Fig. 4.. COL3A1 depletion in RNF185-deficient PC3 cells rescues migration advantage conferred by RNF185 KD alone.

(A) Representative images of migrated PC3 cells transfected with the indicated siRNAs. (B) Quantification of migrated cells based on Crystal Violet (CV) absorbance. (C) Disease-free survival in samples stratified by COL3A1 mRNA expression (“Low COL3A1” = bottom quartile; “High COL3A1” = top quartile). (D) Scatter plot of RNF185 and COL3A1 mRNA expression in PCa patients (Pearson correlation=0.75, p-value=2.47e-53). (E) RNA-seq analysis of COL3A1 in samples sorted by Gleason score (5–7: n=29; 8–10: n=52). (F) RNA-seq analysis of COL3A1 in samples sorted by pathological stages (2: n=30; 3,4: n=58). (G) RNA-seq analysis of COL3A1 in patients with (n=33) and without (n=58) metastases. (H) RNA-seq analysis of COL3A1 in samples sorted by their chances of recurrence (High risk; n=57, Low risk: n=22). (I) PSA-recurrence survival in samples stratified by COL3A1 mRNA expression (“Low COL3A1” = bottom quartile; “High COL3A1” = top quartile). (C) generated using datasets from Taylor et al. (46) (D) generated using TCGA PRAD dataset. (E-I) generated using VPC dataset.
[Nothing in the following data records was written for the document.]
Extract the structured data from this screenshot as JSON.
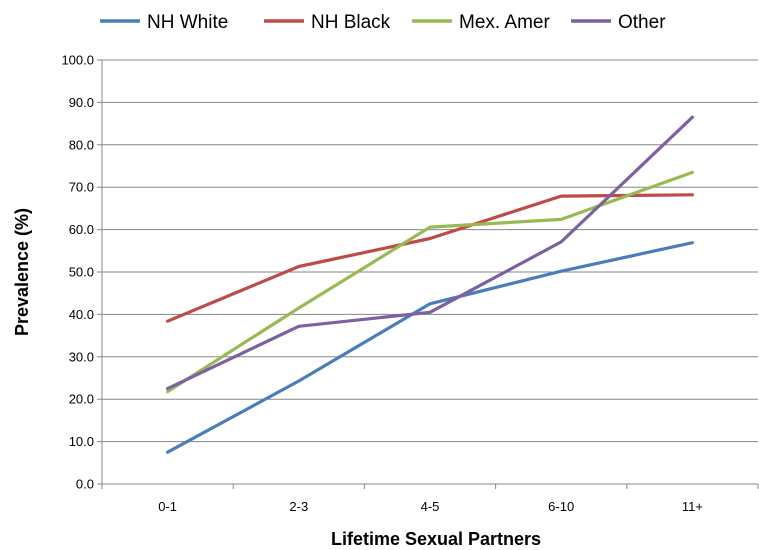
{
  "chart_data": {
    "type": "line",
    "title": "",
    "xlabel": "Lifetime Sexual Partners",
    "ylabel": "Prevalence (%)",
    "categories": [
      "0-1",
      "2-3",
      "4-5",
      "6-10",
      "11+"
    ],
    "ylim": [
      0,
      100
    ],
    "ytick_step": 10,
    "ytick_labels": [
      "0.0",
      "10.0",
      "20.0",
      "30.0",
      "40.0",
      "50.0",
      "60.0",
      "70.0",
      "80.0",
      "90.0",
      "100.0"
    ],
    "grid": "horizontal",
    "legend_position": "top",
    "series": [
      {
        "name": "NH White",
        "color": "#4a7ebb",
        "values": [
          7.5,
          24.3,
          42.5,
          50.2,
          56.9
        ]
      },
      {
        "name": "NH Black",
        "color": "#be4b48",
        "values": [
          38.4,
          51.3,
          57.9,
          67.9,
          68.2
        ]
      },
      {
        "name": "Mex. Amer",
        "color": "#98b954",
        "values": [
          21.8,
          41.5,
          60.6,
          62.4,
          73.5
        ]
      },
      {
        "name": "Other",
        "color": "#7d60a0",
        "values": [
          22.5,
          37.2,
          40.5,
          57.1,
          86.5
        ]
      }
    ]
  }
}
Box plots show the median and whiskers (min to max), scatter plots show mean with SD. *P < 0.05, **P < 0.005, ***P < 0.001, ****P < 0.0001 by Mann-Whitney u test or one-way ANOVA. Survival graphs used the Kaplan–Meier with a log-rank (Mantel-Cox).

Fig. 5.. COL3A1 depletion in RNF185-deficient MPC3 cells rescues tumor growth advantage and metastatic propensity conferred by RNF185 KD alone in subcutaneous grafts.

(A) Representative images of MPC3 cells expressing the indicated vectors that migrated through Matrigel and quantification of migrated cells based on Crystal Violet (CV) absorbance. (B) Representative pictures of resected tumors originating from cells expressing the indicated vectors. (C) Volume of resected tumors originating from cells expressing the indicated vectors 28 days after subcutaneous injection (n=6–8/group). (D) Weights of resected tumors originating from cells expressing the indicated vectors 28 days after subcutaneous injection (n=6–8/group). (E) qRT-PCR analysis of RNF185 mRNA in tumors emerging following subcutaneous injection of either MPC3.plko, MPC3.shRNF185, MPC3.COL3A1 or MPC3.shRNF185+shCOL3A1 cells into flanks of NSG mice. (F) qRT-PCR analysis of COL3A1 mRNA in tumors emerging following subcutaneous injection of either MPC3.plko, MPC3.shRNF185, MPC3.COL3A1 or MPC3.shRNF185+shCOL3A1 cells into flanks of NSG mice. (G) Average metastatic area (mm³) per section, measured in 9 serial sections of the lungs for each mouse within each group (n=6–8 mice per group). Scatter plots show the mean with SD, box plots show median with whiskers (min to max). *P < 0.05, **P < 0.005, ***P < 0.001, ****P < 0.0001 by one-way ANOVA.